I recently had the pleasure of speaking with Raph Koster about his upcoming MMO, Stars Reach, which is trying to recapture the oldschool sandbox magic of some of his prior games—namely Ultima Online, which he worked on, and Star Wars Galaxies, which he was the creative director for.
Needless to say with that sort of experience behind him, we also got into a chat about the industry writ large—namely about how it kinda sucks out there. Granted, there are several very good MMOs you can enjoy, but they're all typically over a decade old—and newer MMOs, whether recently released or still being developed, have been subject to a massacre.
The survivors have drifted towards the theme park, seasonal, encounter-based model, which Stars Reach is deliberately trying to get away from:
"I think ever since World of Warcraft, the genre kind of narrowed back into 'Kill 10 Rats', with classes and levels and raids, and that gameplay style is actually from 1991. It predates sandbox MMOs. It was a text MUD staple. "

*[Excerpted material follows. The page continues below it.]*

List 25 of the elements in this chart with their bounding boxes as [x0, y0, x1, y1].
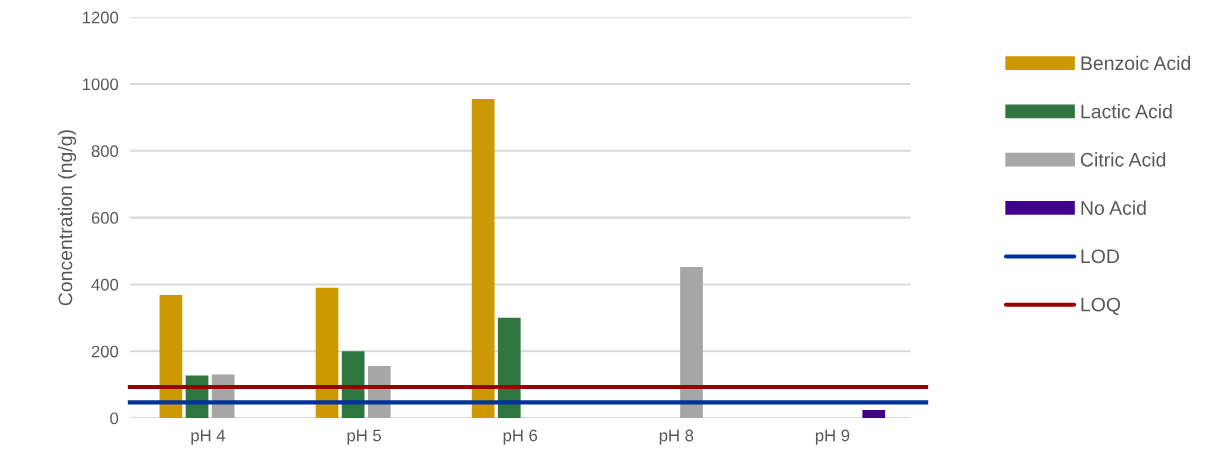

"EverQuest was very much that game with graphics, and then World of Warcraft was very much EverQuest with usability, and a lot of quests—because WoW came along and spent more money than every other MMO combined in history to that point, right, and was able to build that quest-led game."
And while the MUD staple of knocking a dozen vermin upside the head, rinsing, and repeating is old hat, Koster says that sandbox MMOs were actually responsible for more innovation—which proliferated across videogames writ large:
"Despite that dominance—they did a great job, I'm not knocking that—if we look at what sandboxes brought to the table, you craft in video games because of sandbox MMOs, you decorate houses before the Sims, thanks to Sandbox MMOs. You raise a pet in a game because of Sandbox MMOs.